[Patch v7 3/3] usb: dwc3: qcom: Add device tree binding
Rob Herring
robherring2 at gmail.com
Tue Jul 1 12:47:46 PDT 2014
On Tue, Jul 1, 2014 at 1:01 PM, Andy Gross <agross at codeaurora.org> wrote:
> On Tue, Jul 01, 2014 at 12:04:35AM -0500, Rob Herring wrote:
>
> <snip>
>
>> > +- clock-names: Should contain the following:
>> > + "core" Master/Core clock, have to be >= 125 MHz for SS
>> > + operation and >= 60MHz for HS operation
>> > +
>> > +Optional clocks:
>> > + "iface" System bus AXI clock. Not present on all platforms
>>
>> Really?, some platforms have a clockless bus?
>
> Some platforms require core and interface. The specific platform I tested on
> does not have an iface clk. I'll take a look at the ipq block diagram to see if
> they did something cute, but i don't believe there is one.
Usually, that difference just means all the clock inputs are connected
to the same clock source. But the binding should describe the inputs.
If the dwc3 core has 3 clocks and your wrapper logic varies, I would
say you should follow the dwc3 core and ignore the wrapper for
purposes of the binding (unless there is some complex clock tree
there).
> <snip>
>
>> > +
>> > + ranges;
>> > +
>> > + status = "disabled";
>> > +
>> > + dwc3 at 11000000 {
>> > + compatible = "snps,dwc3";
>>
>> This sub-node is just wrong.

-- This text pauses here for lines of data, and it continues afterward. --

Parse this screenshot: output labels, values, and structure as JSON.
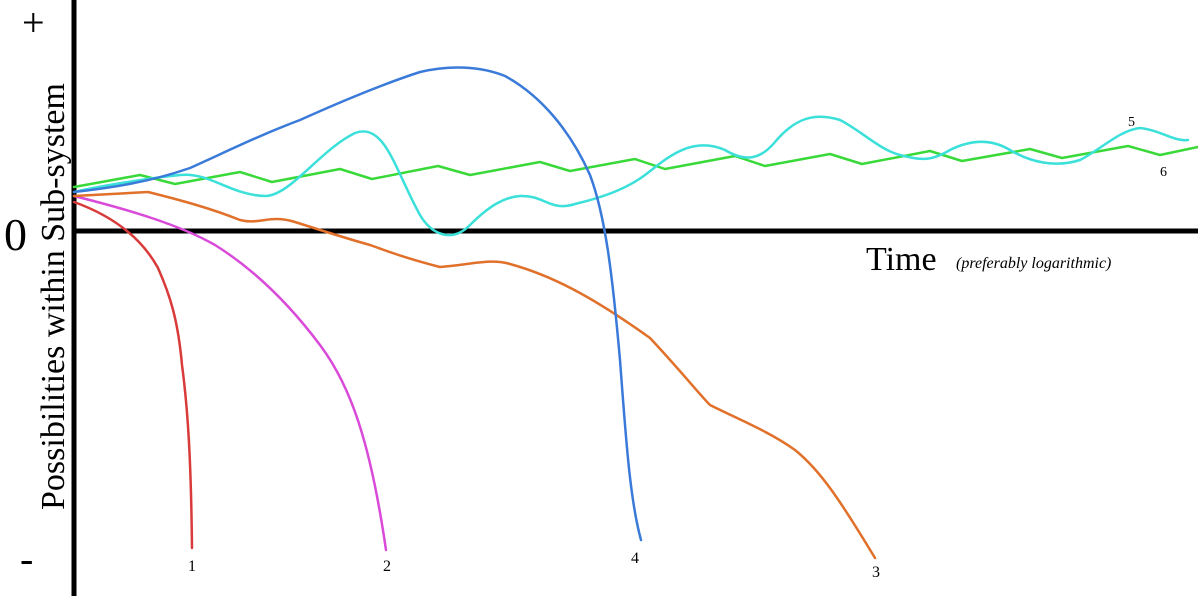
{
  "diagram": {
    "y_axis_label": "Possibilities within Sub-system",
    "y_plus": "+",
    "y_minus": "-",
    "y_zero": "0",
    "x_axis_label": "Time",
    "x_axis_note": "(preferably logarithmic)",
    "curves": [
      {
        "id": "1",
        "label": "1",
        "color": "#d93a3a"
      },
      {
        "id": "2",
        "label": "2",
        "color": "#d94ad9"
      },
      {
        "id": "3",
        "label": "3",
        "color": "#e0702a"
      },
      {
        "id": "4",
        "label": "4",
        "color": "#3a7ad9"
      },
      {
        "id": "5",
        "label": "5",
        "color": "#3ae0d9"
      },
      {
        "id": "6",
        "label": "6",
        "color": "#3ad93a"
      }
    ]
  }
}
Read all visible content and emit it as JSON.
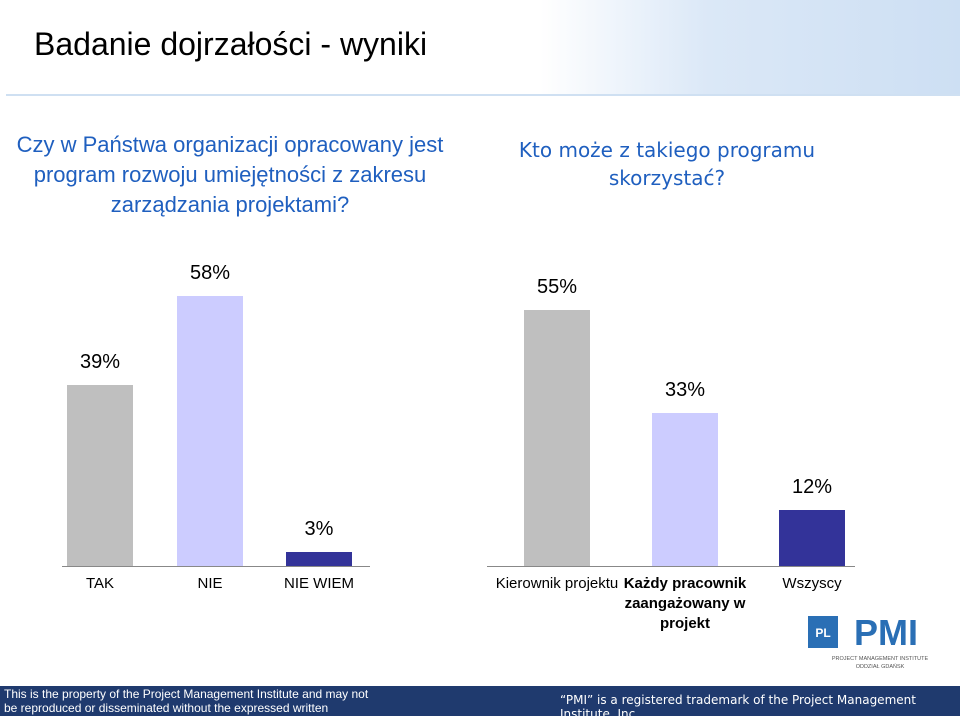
{
  "title": "Badanie dojrzałości - wyniki",
  "chart_data": [
    {
      "type": "bar",
      "title": "Czy w Państwa organizacji opracowany jest program rozwoju umiejętności z zakresu zarządzania projektami?",
      "categories": [
        "TAK",
        "NIE",
        "NIE WIEM"
      ],
      "values": [
        39,
        58,
        3
      ],
      "value_labels": [
        "39%",
        "58%",
        "3%"
      ],
      "colors": [
        "#bfbfbf",
        "#ccccff",
        "#333399"
      ]
    },
    {
      "type": "bar",
      "title": "Kto może z takiego programu skorzystać?",
      "categories": [
        "Kierownik projektu",
        "Każdy pracownik zaangażowany w projekt",
        "Wszyscy"
      ],
      "values": [
        55,
        33,
        12
      ],
      "value_labels": [
        "55%",
        "33%",
        "12%"
      ],
      "colors": [
        "#bfbfbf",
        "#ccccff",
        "#333399"
      ]
    }
  ],
  "logo": {
    "badge": "PL",
    "name": "PMI",
    "line1": "PROJECT MANAGEMENT INSTITUTE",
    "line2": "ODDZIAŁ GDAŃSK"
  },
  "footer": {
    "left": "This is the property of the Project Management Institute and may not be reproduced or disseminated without the expressed written permission of PMI.",
    "right": "“PMI” is a registered trademark of the Project Management Institute, Inc."
  }
}
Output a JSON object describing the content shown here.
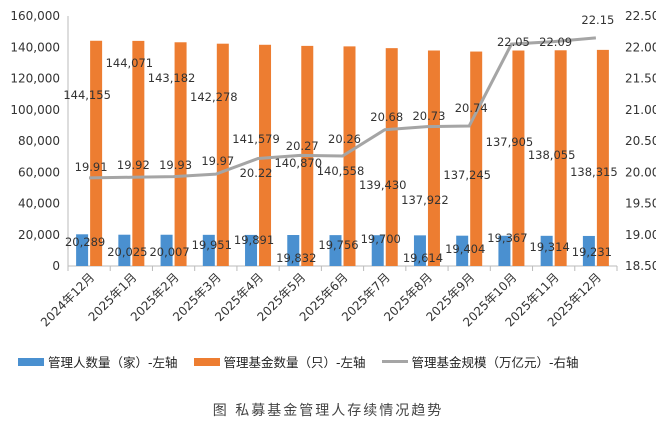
{
  "chart_data": {
    "type": "bar",
    "title": "",
    "categories": [
      "2024年12月",
      "2025年1月",
      "2025年2月",
      "2025年3月",
      "2025年4月",
      "2025年5月",
      "2025年6月",
      "2025年7月",
      "2025年8月",
      "2025年9月",
      "2025年10月",
      "2025年11月",
      "2025年12月"
    ],
    "series": [
      {
        "name": "管理人数量（家）-左轴",
        "type": "bar",
        "axis": "left",
        "color": "#4a90d0",
        "values": [
          20289,
          20025,
          20007,
          19951,
          19891,
          19832,
          19756,
          19700,
          19614,
          19404,
          19367,
          19314,
          19231
        ],
        "labels": [
          "20,289",
          "20,025",
          "20,007",
          "19,951",
          "19,891",
          "19,832",
          "19,756",
          "19,700",
          "19,614",
          "19,404",
          "19,367",
          "19,314",
          "19,231"
        ]
      },
      {
        "name": "管理基金数量（只）-左轴",
        "type": "bar",
        "axis": "left",
        "color": "#ed7d31",
        "values": [
          144155,
          144071,
          143182,
          142278,
          141579,
          140870,
          140558,
          139430,
          137922,
          137245,
          137905,
          138055,
          138315
        ],
        "labels": [
          "144,155",
          "144,071",
          "143,182",
          "142,278",
          "141,579",
          "140,870",
          "140,558",
          "139,430",
          "137,922",
          "137,245",
          "137,905",
          "138,055",
          "138,315"
        ]
      },
      {
        "name": "管理基金规模（万亿元）-右轴",
        "type": "line",
        "axis": "right",
        "color": "#a5a5a5",
        "values": [
          19.91,
          19.92,
          19.93,
          19.97,
          20.22,
          20.27,
          20.26,
          20.68,
          20.73,
          20.74,
          22.05,
          22.09,
          22.15
        ],
        "labels": [
          "19.91",
          "19.92",
          "19.93",
          "19.97",
          "20.22",
          "20.27",
          "20.26",
          "20.68",
          "20.73",
          "20.74",
          "22.05",
          "22.09",
          "22.15"
        ]
      }
    ],
    "left_axis": {
      "ylim": [
        0,
        160000
      ],
      "ticks": [
        "0",
        "20,000",
        "40,000",
        "60,000",
        "80,000",
        "100,000",
        "120,000",
        "140,000",
        "160,000"
      ]
    },
    "right_axis": {
      "ylim": [
        18.5,
        22.5
      ],
      "ticks": [
        "18.50",
        "19.00",
        "19.50",
        "20.00",
        "20.50",
        "21.00",
        "21.50",
        "22.00",
        "22.50"
      ]
    },
    "grid": false,
    "legend": "bottom"
  },
  "caption": "图   私募基金管理人存续情况趋势"
}
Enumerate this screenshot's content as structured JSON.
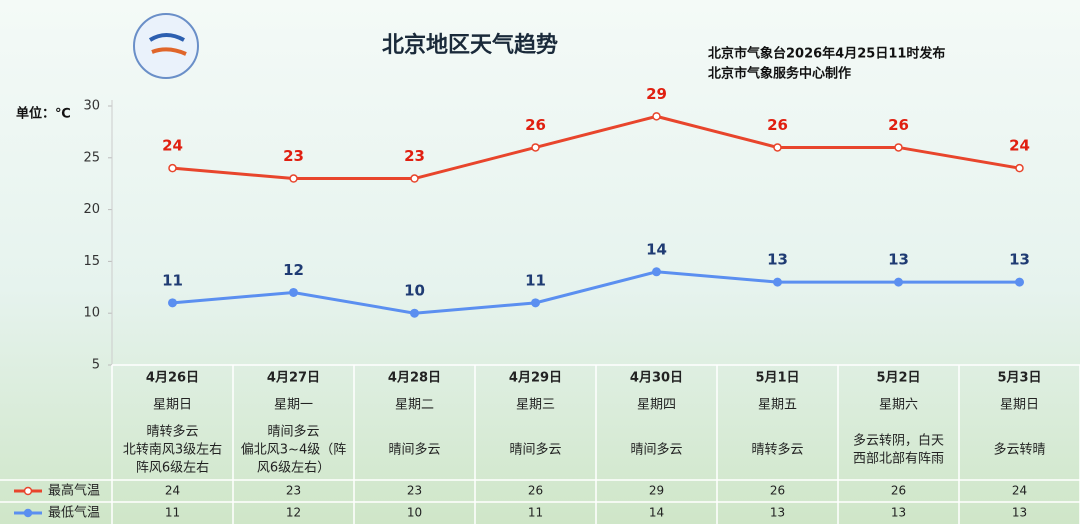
{
  "chart_data": {
    "type": "line",
    "title": "北京地区天气趋势",
    "subtitle": [
      "北京市气象台2026年4月25日11时发布",
      "北京市气象服务中心制作"
    ],
    "y_label": "单位：℃",
    "categories": [
      "4月26日",
      "4月27日",
      "4月28日",
      "4月29日",
      "4月30日",
      "5月1日",
      "5月2日",
      "5月3日"
    ],
    "weekdays": [
      "星期日",
      "星期一",
      "星期二",
      "星期三",
      "星期四",
      "星期五",
      "星期六",
      "星期日"
    ],
    "weather": [
      [
        "晴转多云",
        "北转南风3级左右",
        "阵风6级左右"
      ],
      [
        "晴间多云",
        "偏北风3~4级（阵",
        "风6级左右）"
      ],
      [
        "晴间多云"
      ],
      [
        "晴间多云"
      ],
      [
        "晴间多云"
      ],
      [
        "晴转多云"
      ],
      [
        "多云转阴，白天",
        "西部北部有阵雨"
      ],
      [
        "多云转晴"
      ]
    ],
    "series": [
      {
        "name": "最高气温",
        "color": "#e8452c",
        "values": [
          24,
          23,
          23,
          26,
          29,
          26,
          26,
          24
        ]
      },
      {
        "name": "最低气温",
        "color": "#5b8ff0",
        "values": [
          11,
          12,
          10,
          11,
          14,
          13,
          13,
          13
        ]
      }
    ],
    "ylim": [
      5,
      30
    ],
    "yticks": [
      5,
      10,
      15,
      20,
      25,
      30
    ]
  }
}
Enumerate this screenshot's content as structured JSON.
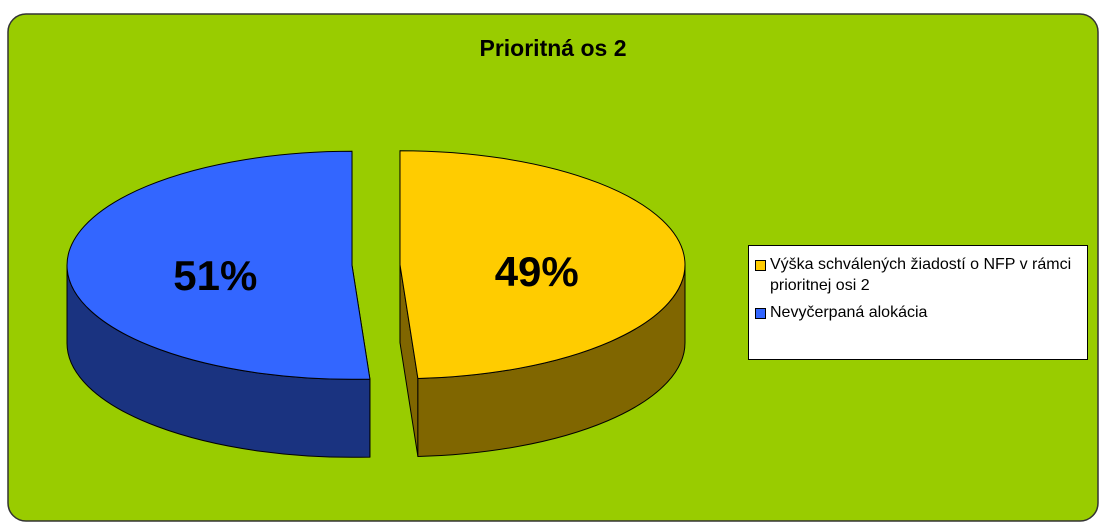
{
  "chart_data": {
    "type": "pie3d",
    "title": "Prioritná os 2",
    "categories": [
      "Výška schválených žiadostí o NFP v rámci prioritnej osi 2",
      "Nevyčerpaná alokácia"
    ],
    "values": [
      49,
      51
    ],
    "value_labels": [
      "49%",
      "51%"
    ],
    "colors": [
      "#ffcc00",
      "#3366ff"
    ],
    "side_colors": [
      "#806600",
      "#1a3380"
    ],
    "background": "#99cc00",
    "legend": "right"
  }
}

Why can't you have a single node with '
>> "qcom,dwc3", "snps,dwc3" ' for the compatible property? All you are
>> adding here is clocks. Does the Synopsys block have no clocks?
>>
>> I guess this is copied from other broken dwc3 bindings... That doesn't
>> mean you have to copy it.
>
> The dwc3 core does not deal with clocks. That is why everyone has a wrapper.
> That, in addition to pm, has to be handled from the wrapper. That's my take
> anyway. I am sure Felipe can speak more to this.
That is a Linux driver issue which is irrelevant to the binding.